Senator Craig seems to have fared better when his self-inflicted troubles were met with an appropriate response by the bi-partisan Senate Ethics Committee. Craig had initially attempted to explain his actions of tapping his feet and touching feet with the occupant of an adjacent bathroom stall, an undercover airport policeman, by characterizing his behavior as accidental, coincidental and as a result of his having a “wide stance" while defecating.
The Ethics Committee stated in a letter Wednesday:
“The conduct to which you pled guilty, together with your related conduct as set forth above, constitute improper conduct reflecting discreditably on the Senate and through this letter the Select Committee on Ethics, on behalf of and pursuant to authority granted by the United States Senate, publicly admonishes you for that conduct...

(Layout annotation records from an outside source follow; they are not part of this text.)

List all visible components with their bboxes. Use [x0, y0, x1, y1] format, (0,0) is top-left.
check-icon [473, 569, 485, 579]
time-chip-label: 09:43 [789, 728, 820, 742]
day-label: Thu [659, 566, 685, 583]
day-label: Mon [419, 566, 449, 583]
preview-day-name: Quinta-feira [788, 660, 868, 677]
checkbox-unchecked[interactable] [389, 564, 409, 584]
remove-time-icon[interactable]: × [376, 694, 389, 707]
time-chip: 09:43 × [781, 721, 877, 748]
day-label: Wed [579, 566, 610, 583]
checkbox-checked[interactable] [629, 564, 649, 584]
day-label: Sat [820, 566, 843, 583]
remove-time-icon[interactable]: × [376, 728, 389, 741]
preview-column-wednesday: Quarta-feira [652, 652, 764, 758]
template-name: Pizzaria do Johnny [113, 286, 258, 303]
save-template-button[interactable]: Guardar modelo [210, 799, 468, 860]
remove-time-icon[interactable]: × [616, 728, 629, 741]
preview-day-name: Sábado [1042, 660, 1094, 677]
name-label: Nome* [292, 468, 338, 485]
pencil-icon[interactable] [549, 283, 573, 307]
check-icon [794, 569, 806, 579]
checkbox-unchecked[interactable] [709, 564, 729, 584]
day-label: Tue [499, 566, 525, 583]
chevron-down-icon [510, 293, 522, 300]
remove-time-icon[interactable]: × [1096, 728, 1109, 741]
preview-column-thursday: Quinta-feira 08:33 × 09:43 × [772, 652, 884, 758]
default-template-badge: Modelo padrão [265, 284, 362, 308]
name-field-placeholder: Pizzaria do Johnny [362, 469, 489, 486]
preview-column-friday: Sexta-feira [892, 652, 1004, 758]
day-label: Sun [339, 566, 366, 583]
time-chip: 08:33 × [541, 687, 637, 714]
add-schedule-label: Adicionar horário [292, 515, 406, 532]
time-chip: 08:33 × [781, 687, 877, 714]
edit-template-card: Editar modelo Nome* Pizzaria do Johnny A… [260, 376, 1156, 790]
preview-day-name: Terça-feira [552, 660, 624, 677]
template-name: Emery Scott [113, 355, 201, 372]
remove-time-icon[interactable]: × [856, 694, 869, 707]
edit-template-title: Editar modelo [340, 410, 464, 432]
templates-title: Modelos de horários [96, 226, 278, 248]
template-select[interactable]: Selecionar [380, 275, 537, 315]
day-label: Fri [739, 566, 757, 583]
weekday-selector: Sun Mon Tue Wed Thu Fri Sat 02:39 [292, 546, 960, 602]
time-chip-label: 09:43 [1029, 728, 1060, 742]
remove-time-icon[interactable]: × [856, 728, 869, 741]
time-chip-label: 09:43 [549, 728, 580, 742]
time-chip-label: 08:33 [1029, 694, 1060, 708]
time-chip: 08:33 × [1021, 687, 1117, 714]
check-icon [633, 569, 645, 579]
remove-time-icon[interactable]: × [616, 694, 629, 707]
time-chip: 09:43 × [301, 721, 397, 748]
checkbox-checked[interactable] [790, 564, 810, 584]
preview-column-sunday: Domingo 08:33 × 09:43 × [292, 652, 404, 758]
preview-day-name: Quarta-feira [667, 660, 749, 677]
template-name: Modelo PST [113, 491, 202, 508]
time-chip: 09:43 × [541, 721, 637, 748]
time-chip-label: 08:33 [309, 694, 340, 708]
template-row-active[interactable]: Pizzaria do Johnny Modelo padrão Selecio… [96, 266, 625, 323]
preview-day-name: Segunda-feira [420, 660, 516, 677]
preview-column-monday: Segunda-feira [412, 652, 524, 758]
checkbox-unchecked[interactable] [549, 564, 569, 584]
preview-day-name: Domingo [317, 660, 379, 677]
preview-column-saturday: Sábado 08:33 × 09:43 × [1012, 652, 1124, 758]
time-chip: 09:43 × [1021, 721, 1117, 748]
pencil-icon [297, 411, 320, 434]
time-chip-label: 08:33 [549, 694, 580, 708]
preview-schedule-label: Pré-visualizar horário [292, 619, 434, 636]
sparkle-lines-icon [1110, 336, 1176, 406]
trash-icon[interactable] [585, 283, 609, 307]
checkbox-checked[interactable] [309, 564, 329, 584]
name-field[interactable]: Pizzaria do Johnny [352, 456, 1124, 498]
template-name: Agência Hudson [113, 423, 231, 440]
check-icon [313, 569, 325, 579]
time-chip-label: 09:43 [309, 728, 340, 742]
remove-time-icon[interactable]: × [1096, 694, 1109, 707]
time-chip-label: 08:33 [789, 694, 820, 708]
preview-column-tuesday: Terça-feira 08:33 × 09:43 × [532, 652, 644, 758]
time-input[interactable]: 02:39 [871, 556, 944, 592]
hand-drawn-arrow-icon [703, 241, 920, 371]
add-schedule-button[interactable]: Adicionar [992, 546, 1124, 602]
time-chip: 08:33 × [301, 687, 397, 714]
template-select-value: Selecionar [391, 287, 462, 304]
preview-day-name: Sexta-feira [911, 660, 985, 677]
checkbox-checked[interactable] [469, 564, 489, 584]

The Select Committee on Ethics resolves this matter through your public admonition so that, on behalf of the United States Senate, it may make known clearly that the conduct to which you pled guilty, together with the related and subsequent conduct discussed in this letter, is improper conduct which has reflected discreditably on the Senate."
The committee also criticized Craig for using more than $200,000 in campaign funds to pay legal fees related to his case and for flashing his Senate business card at the officer who arrested him. The letter said that move could be seen as an improper attempt to receive “special and favorable treatment."
The Senate Ethics Committee took no further action against the disgraced senator whose term is up this year and who has announced that he has no plans to run for re-election.
Clemens had better hope that he gets off so easy.